Environmental research projects currently carried out at Biomiljø include the fields of marine ecotoxicology, biological effect and ecological functioning studies, environmental risk assessment, coastal, offshore and fresh water monitoring as well as microbial biodegradation. The department is continually working on the development of next generation methods
for environmental monitoring with the aim of providing effective indicators and biosensors.
IRIS is developing methods for in-situ real-time detection
of pollutants and their effects on the environment, e.g. hydrocarbons, enabling a rapid reponse to incidents and thus minimize further environmental impact.
A robotized Environmental Sampling Processor (ESP) will use genosensors for detection of oil microbial bio-indicators in the water column in the Genomape project. The ESP is a molecular-based autonomous monitoring device designed to collect water samples and identify/quantify specific DNA in the samples. In a separate project the ESP will be adapted for use within aquaculture. The DNA based technology will make it possible to detect fish pathogens and parasites, as well as escapees from fish farm installations.
Biomiljø has extensive expertise using biological response signals ( “biomarkers “ ) from both living organisms and tissue samples within biomonitoring activities. Biomarkers are often used as a suite of parameters, functioning in a similar fashion as human health diagnostics. When used within monitoring programs they may provide an early warning of potentially greater harm to biota, following both acute and chronic, planned and unplanned discharges. When linked with risk assessment and population effects, biomarkers can be an informative and cost efficient method for monitoring the environment. Currently, ecological level indicators are under development for environmental monitoring of sea bed processes.
The focus of one of our current research areas is the development of next generation protein based molecular markers
capable of indicating environmental impacts arising from offshore petroleum operations. These indicators are in the form of expressed proteins in tissues of fish affected by the presence of PAHs (polycyclic aromatic hydrocarbons) in the marine environment. New potential biological markers for oil pollution related to tracking sources of contamination, are also under evaluation.
Microbial organisms in the marine environment respond rapidly to changes in water conditions, including pollution events such as hydrocarbon contamination and eutrophication. Few methods currently exist for routine monitoring of key coastal bacterial species. IRIS has been working on several projects focusing on the detection of these key marker species to test and monitor the biodegradation of contaminants in the environment (including oil spill bioremediation in the Arctic ).

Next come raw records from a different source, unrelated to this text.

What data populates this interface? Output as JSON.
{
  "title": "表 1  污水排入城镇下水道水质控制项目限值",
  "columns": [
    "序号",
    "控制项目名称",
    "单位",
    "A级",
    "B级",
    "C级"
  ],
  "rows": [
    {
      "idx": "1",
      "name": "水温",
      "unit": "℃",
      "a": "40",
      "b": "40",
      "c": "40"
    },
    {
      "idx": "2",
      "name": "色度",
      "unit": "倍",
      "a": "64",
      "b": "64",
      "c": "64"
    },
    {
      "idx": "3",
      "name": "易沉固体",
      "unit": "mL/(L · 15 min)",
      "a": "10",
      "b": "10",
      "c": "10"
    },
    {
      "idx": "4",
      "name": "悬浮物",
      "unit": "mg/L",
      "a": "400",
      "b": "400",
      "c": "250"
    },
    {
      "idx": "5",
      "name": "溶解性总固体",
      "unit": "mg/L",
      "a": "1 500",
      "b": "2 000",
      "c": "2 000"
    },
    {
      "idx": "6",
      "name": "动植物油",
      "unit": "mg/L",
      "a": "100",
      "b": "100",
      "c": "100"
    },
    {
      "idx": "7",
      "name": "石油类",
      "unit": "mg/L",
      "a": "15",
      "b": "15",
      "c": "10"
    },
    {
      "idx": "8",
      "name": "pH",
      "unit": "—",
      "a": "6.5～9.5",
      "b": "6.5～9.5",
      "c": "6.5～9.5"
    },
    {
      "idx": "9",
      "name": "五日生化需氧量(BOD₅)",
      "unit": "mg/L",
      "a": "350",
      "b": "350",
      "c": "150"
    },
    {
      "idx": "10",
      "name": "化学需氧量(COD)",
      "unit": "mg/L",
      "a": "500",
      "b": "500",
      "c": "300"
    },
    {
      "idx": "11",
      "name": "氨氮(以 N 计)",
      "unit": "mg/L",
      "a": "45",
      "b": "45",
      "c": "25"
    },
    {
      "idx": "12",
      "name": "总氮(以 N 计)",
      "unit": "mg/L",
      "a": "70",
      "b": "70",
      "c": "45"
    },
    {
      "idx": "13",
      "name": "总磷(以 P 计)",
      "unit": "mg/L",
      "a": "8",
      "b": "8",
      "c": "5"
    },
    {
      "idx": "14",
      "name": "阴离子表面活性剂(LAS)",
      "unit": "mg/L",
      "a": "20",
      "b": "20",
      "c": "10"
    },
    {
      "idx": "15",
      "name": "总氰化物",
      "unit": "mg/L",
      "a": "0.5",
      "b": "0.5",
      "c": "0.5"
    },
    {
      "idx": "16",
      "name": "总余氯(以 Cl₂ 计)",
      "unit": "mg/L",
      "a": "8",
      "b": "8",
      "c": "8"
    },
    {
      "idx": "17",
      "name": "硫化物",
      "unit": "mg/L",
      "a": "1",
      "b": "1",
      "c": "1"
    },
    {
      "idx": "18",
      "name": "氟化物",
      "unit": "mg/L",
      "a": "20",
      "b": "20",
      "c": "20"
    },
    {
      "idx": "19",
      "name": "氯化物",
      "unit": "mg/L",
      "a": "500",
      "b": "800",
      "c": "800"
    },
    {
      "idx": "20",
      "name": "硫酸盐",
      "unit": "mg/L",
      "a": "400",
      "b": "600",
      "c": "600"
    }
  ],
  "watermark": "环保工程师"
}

Fresh water and terrestrial environmental issues are also investigated at IRIS Environment. Together with local authorities, IRIS researchers are working to assess legionella levels in public buildings and developing novel techniques to achieve this goal. Together with IVAR, an inter-municipal waste treatment company, IRIS Environment has been granted regional funding to examine to what extent wastewater treatment systems provide a gateway for microplastics into land based and water based food chains.